The official China Daily quoted Ying Songnian (應松年), a senior legal expert on administrative laws, as saying that the latest draft being discussed by the largely rubber stamp legislature was “close to implementation, despite minor defects.”
The draft law was submitted to the National People’s Congress for its fourth review on Wednesday, two years after it was last reviewed, the central government said in a statement on its Web site, www.gov.cn.
Qiao Xiaoyang (喬曉陽), deputy director of parliament’s law committee, told lawmakers that the fourth draft also sought to “protect people’s legal rights and supervise administrations in the performance of their duties in accordance with the law.”
The legislation follows rules issued in January by the government to ease public anger over demolitions, generally carried out by either private or state-linked companies, but with the acquiescence of local governments. The rules promised fair prices to homeowners losing their property and an end to forced demolitions without legal approval.
Chinese media group Caixin said in January that last year marked the worst year for housing demolitions, citing a report from the China Construction Management and Property Law Research Centre. The report said that more local governments were taking the place of demolition or relocation companies in forced evictions.
Late last year a village activist, Qian Yunhui (錢雲會), who had protested for years against a government-backed land acquisition dispute, was crushed to death by a truck.

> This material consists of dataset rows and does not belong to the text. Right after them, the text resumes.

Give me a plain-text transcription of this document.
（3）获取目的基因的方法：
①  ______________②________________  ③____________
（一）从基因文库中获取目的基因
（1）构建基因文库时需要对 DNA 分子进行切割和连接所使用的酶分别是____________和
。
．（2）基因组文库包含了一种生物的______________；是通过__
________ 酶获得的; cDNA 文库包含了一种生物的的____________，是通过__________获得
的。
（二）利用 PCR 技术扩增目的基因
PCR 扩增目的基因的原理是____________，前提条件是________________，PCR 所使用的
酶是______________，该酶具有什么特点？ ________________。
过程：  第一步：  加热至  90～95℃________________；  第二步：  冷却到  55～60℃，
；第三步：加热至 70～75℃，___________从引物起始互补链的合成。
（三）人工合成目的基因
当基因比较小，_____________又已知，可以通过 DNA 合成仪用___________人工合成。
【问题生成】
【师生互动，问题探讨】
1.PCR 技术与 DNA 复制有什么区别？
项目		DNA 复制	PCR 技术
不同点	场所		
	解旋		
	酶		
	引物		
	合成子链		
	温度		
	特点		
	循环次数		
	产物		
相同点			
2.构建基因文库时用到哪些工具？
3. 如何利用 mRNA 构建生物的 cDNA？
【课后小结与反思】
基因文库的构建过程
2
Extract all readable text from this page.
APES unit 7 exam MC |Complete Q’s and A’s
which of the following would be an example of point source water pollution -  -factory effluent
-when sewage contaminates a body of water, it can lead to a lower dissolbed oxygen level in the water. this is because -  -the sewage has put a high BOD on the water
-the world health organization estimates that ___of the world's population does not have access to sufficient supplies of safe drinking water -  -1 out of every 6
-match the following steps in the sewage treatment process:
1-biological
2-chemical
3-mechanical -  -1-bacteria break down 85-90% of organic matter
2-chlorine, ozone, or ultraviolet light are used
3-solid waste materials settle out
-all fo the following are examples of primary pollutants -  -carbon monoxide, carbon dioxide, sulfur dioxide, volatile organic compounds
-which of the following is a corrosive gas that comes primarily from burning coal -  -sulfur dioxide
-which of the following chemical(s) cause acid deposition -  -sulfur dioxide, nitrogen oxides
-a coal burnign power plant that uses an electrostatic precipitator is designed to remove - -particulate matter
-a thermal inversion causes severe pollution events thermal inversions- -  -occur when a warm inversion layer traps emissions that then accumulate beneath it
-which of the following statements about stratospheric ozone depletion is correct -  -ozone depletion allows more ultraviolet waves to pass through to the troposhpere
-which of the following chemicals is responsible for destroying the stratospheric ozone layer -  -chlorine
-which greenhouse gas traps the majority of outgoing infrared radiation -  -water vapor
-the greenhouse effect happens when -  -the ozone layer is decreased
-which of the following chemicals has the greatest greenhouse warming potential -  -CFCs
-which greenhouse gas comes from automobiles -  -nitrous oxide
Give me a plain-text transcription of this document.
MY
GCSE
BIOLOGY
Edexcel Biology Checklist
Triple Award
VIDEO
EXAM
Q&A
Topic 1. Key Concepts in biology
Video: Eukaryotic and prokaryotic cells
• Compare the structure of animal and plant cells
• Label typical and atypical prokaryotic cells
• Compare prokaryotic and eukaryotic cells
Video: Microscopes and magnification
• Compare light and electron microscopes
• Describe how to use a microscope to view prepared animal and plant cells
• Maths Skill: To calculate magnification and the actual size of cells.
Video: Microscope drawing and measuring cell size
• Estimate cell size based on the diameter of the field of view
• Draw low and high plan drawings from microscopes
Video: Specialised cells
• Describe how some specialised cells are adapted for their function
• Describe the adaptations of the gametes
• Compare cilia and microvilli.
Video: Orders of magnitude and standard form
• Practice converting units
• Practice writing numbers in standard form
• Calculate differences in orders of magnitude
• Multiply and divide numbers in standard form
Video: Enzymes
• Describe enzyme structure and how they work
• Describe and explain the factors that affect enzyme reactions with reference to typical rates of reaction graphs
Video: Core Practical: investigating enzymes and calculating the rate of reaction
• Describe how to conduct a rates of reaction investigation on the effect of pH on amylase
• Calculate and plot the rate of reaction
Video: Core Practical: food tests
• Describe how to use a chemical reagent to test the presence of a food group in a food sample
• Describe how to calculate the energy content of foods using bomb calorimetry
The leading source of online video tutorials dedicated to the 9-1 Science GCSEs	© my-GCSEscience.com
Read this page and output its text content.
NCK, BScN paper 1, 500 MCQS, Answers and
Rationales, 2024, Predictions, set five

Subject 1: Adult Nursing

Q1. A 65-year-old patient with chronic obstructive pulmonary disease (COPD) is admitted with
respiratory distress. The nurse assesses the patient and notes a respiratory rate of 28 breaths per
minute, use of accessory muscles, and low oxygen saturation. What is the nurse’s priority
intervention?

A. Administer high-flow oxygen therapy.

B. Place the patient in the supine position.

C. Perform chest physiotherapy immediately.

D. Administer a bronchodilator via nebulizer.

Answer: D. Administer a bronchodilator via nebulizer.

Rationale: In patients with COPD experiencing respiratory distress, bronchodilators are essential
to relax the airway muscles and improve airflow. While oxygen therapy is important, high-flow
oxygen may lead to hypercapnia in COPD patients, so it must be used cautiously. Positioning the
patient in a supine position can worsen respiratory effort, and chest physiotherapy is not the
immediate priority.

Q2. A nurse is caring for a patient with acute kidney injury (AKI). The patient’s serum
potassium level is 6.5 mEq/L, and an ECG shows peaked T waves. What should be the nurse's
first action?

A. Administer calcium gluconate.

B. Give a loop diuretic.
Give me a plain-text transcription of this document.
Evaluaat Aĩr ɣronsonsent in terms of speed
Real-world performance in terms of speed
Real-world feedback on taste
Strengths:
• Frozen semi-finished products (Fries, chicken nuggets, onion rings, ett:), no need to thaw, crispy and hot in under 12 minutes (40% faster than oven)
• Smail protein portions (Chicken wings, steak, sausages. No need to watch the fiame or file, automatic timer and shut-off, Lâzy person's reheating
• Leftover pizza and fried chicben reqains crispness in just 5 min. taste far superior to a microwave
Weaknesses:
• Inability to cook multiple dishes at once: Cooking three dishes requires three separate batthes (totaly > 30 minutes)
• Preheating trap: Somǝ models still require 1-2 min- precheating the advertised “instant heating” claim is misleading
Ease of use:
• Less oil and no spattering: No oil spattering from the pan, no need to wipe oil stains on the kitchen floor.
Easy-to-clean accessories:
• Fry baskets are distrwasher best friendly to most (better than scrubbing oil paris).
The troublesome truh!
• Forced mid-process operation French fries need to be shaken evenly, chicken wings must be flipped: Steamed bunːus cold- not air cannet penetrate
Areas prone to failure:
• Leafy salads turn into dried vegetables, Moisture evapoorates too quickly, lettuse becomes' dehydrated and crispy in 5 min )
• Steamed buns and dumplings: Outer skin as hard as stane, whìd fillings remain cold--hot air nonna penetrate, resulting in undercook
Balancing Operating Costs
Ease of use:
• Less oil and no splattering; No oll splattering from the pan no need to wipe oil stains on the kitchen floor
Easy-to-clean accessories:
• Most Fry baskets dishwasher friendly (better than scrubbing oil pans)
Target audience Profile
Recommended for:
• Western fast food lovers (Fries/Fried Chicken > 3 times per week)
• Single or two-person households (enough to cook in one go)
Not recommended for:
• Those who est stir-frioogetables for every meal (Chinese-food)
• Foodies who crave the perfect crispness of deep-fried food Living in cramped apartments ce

His death triggered a firestorm of Internet comment and grassroots campaigns claiming Qian was killed as payback in a dispute with local officials.
Officials and police officers in Wenzhou, the coastal area where Qian died, said it was an accident, but photographs of Qian’s head and torso, mangled under the back tire of the truck, spread across the Internet, followed by images of confrontations between villagers and police in anti-riot gear.